Я - Леонид. Я взял ножовочку и пошел вдоль забора. Потом пополз. Напоролся на кусок п р о в л о к и колючей. Пошла кровянка. И козьи говяшки рукой раздавил... Ножовочка-то в фанерки заложена, и не разберешь, что пилка. Встал я и козе морковку вроде даю. А она сперва - шарах! - а потом как боданет! Я ей руку выставил, а она в нее - лбом и жмет. А я правой, в которой пилка, чиринь!.. Сразу вошла пилочка...
Пильнуть он успел только раз, потому что коза удивленно и горестно крикнула. На непривычный голос тотчас распахнулось окошко, и оцепеневший от опаски и подползания Леонид услыхал Юливанну:
- Отойди от козе, черт такой!
Леонид выдернул из полорогого распила ножовку, и так как та была уложена меж двух узких фанерок, могло показаться, будто он всего лишь постучал фанеркой по рогу. При этом он скинул руку с козьего лба, отчего коза нырнула вперед, а Леонид пошел себе как ни в чем не бывало дальше к раскинувшейся в уличном тупике свалке.
Улица же сидела по домам и, опасаясь вторжения "говорит радиоузел Октябрьской и Московско-Рязанской железной дороги", ожидала от радиотрансляционной сети дармовых продуктов.
Улица же сидела по домам и, опасаясь вторжения "говорит радиоузел Октябрьской и Московско-Рязанской железной дороги", ожидала от радиотрансляционной сети дармовых продуктов.
Он дошел до свалки, выковырял из гнойной земли какую-то окаменелую гайку и быстро убил ею скакавшего поблизости воробья, которого ненавидел. Затем двинулся назад, не хоронясь и не прячась, - намереваясь для отвода глаз как ни в чем не бывало постучать фанеркой по козьему рогу и ожидая в крайнем случае опять услышать окрик из окошка. Это его не пугало. Остерегающие, окликающие и прочие голоса из окошек были делом обычным, и на них никто внимания не обращал.
На подступах к козе он увидел идущего навстречу Юлия Ленского. Сойтись им предстояло как раз возле нее. Леонид сразу раздумал стучать по рогу, ибо весь сосредоточился на встречном, чьей тайной и преимуществом перед людьми хотел овладеть.

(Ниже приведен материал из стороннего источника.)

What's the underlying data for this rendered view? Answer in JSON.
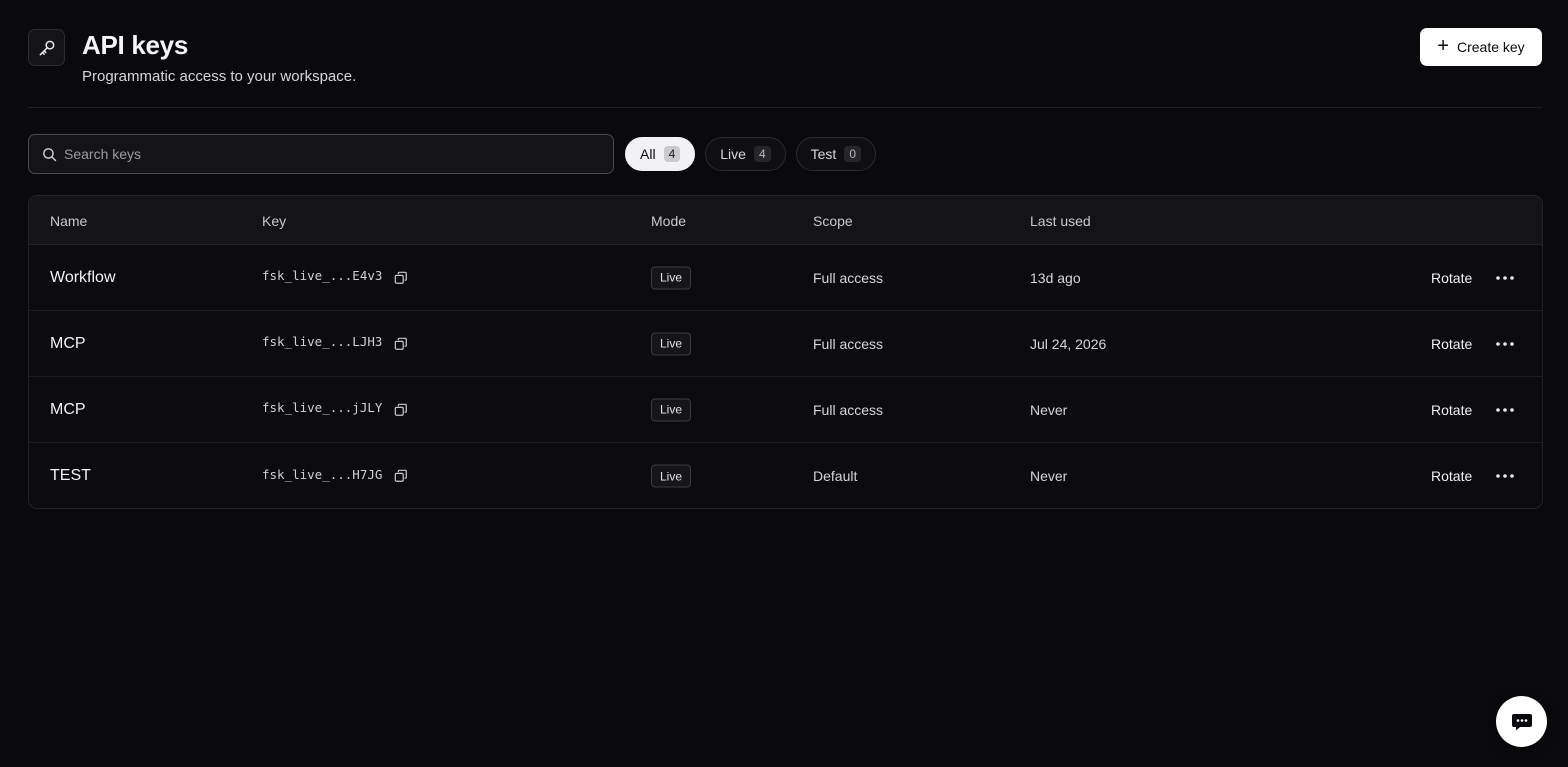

- Здорово, Лёка! - задорным и беспечным как всегда голосом приветствовал его наклонный назад Юлий, на смуглых скулах коего сидел темный румянец, а обое-полое лицо было общительно и пылко. - Мандолины делать еще не наблатыкался?..
Леонид, исподлобья на него глядевший, вдруг отметил на лице собеседника неописуемое ликованье, словно Ленский лицезрел смерть Пушкина, по прихоти сюжета пристреленного с помощью Онегина; и сей же минут Леонид ощутил страшный, никогда еще не испытанный им удар сзади, от которого пролетел на два метра вперед и грянулся рылом в канаву.
И вся улица захохотала, потому что как раз отлипла от репродукторов, где пока что объявили сороковую по счету симфонию Моцарта или другую какую-то муру.
- Святодуха Машка звезданула! - крикнули на голубятню Бровкиных со своей голубятни москвинские.
- Сказано было, отойди! - назидательно ухмыляясь, изрекла из своего окошка Юливанна.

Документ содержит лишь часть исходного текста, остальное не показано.